I would try to use one, particularly since she has not been indoors. It will help minimize any destruction and will certainly help in housebreaking.

I actually hadn't considered that she might be destructive inside. Will have to think about that. I thought that since she has been outside with little to no attention for 3 years that she would respond well to being inside and treated with affection.
Most dogs are coming to terms with each other and bonding just fine.

I sure hope so!
Just minimize the opportunity for discord while they are getting to know each other, while at the same time providing ... woods where they can hunt squirrels together. I would be somewhat wary of confrontational type of games such as tug.
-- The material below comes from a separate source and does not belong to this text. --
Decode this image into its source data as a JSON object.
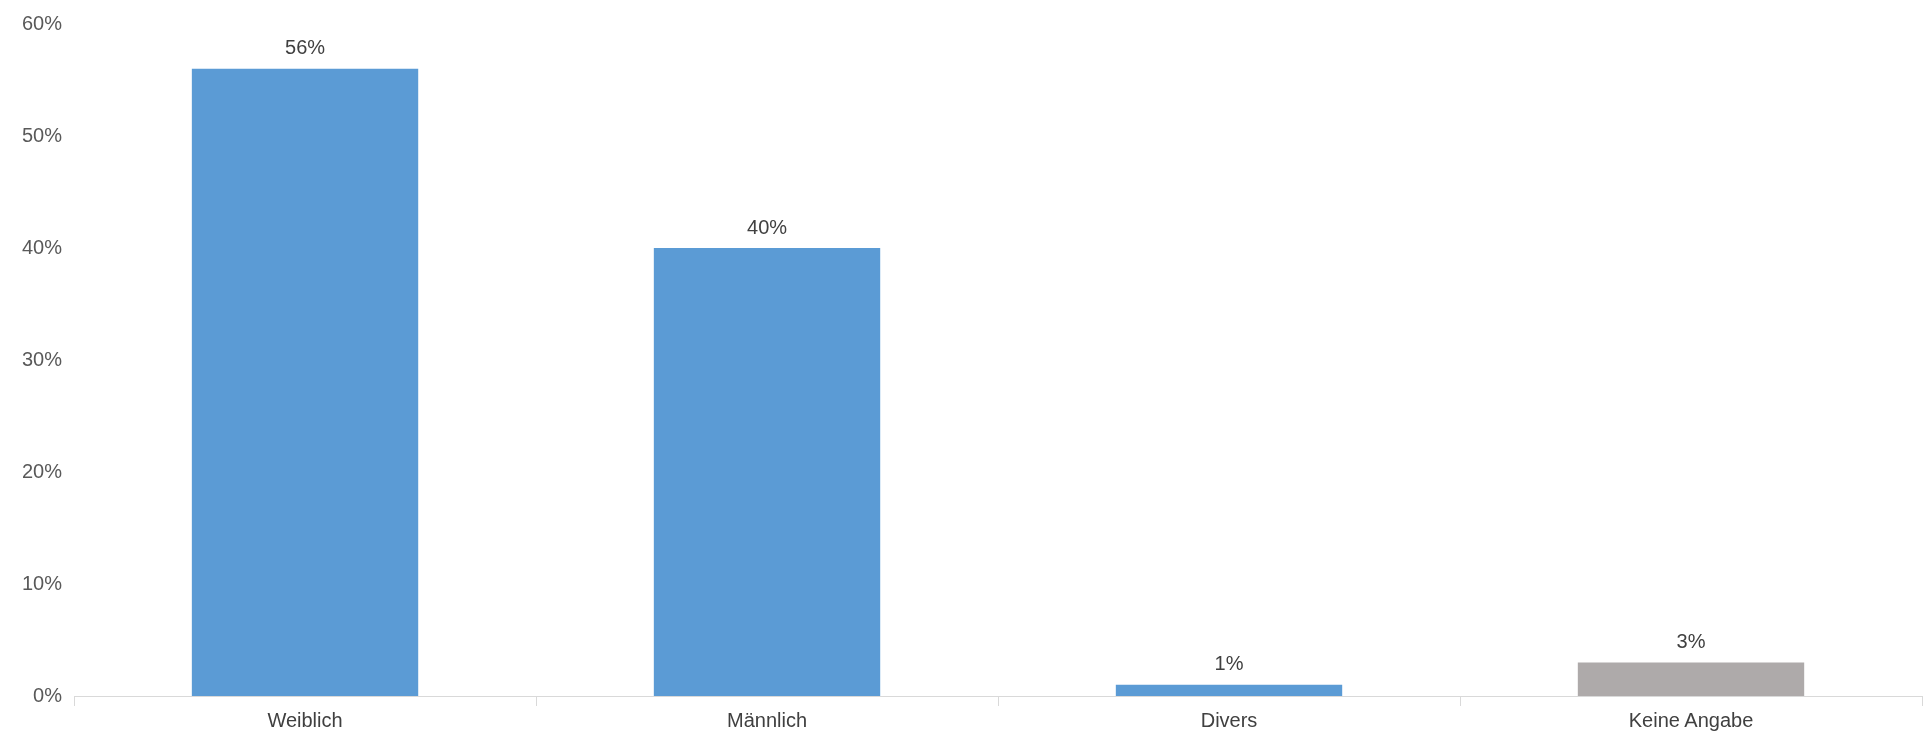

I will be keeping to our routine of a walk in the leash free park (where they can swim in the river) every morning and a trip to the leash free beach once a week.
Ludwig, I would be mortified if any animal of mine hurt another living creature (well my dog eats mosquitos but thats the limit!). I own 2 cats so any dog of mine has to learn to be respectful and considerate of them. My dog learned at age 5 so this new one should be just as capable of learning that at age 3. I could never have a dog that would chase or kill something. I dont play tug either- probably because I dont like to encourage aggression- even if its all in good fun. One day her idea of good fun might not mesh with mine.
Obedience training is also a very good idea.

I had looked into that, but cant find any that I'm comfortable with. They all seem to want the dog to submit. I'd rather not have a dog quite frankly, than have it submissive. It would give me no pleasure. A couple of trainers work at the leash free park (dumb choice IMO) and though it may not BE what they are doing, but it sure LOOKS like they are trying to break their spirit. Its very unpleasant to watch- it makes wanna hug my dog.
In a relationship where one party has all the power and the other party is helpless and dependant, I dont think intimidation or coercion is acceptable under any circumstances. I feel very strongly about that (I work with people who have profound disabilities).
I'm sorry if I sound like someone who asks for advice and then refuses to take it, but I really do want positive gentle methods. I may sound like a soft touch but you know over here in my corner of the world a lot of the normal training/ rearing practices used in other parts of the world would land you in court. So you see coming from a background where anything harsher than a choke chain is illegal ( and you rarely see those except on Rotteilers Bull Terriers whose owners want them to appear tough), and where you cannot declaw cats or dock puppies tails, many training techniques simply horrify me.
I saw someone hit their dog the other week, while at the beach and I couldn't believe it. Right there in front of everybody- I haven't seen that since I was a kid. She was approached by a few people- one told her what she thought of her (saved me the trouble) and the others all gave helpful advice (like dont bring your dog to an offleash beach if you dont want it to play with other dogs!).
I have been told by my vet that I cant bring this dog up (from interstate) for at least two weeks as my girl has had surgery very recently and it was more serious than I realised. She has to be kept quiet for 2 weeks. She has been kept quiet for 2 days so far and we are both feeling it keenly! Emotion: sad

But, that does give me two weeks to figure something out! There has to be a bunch of pro-active strategies I can use. There has to be!

Regards,
RRR
Top posting just to say thanks for the great post - it's a keeper!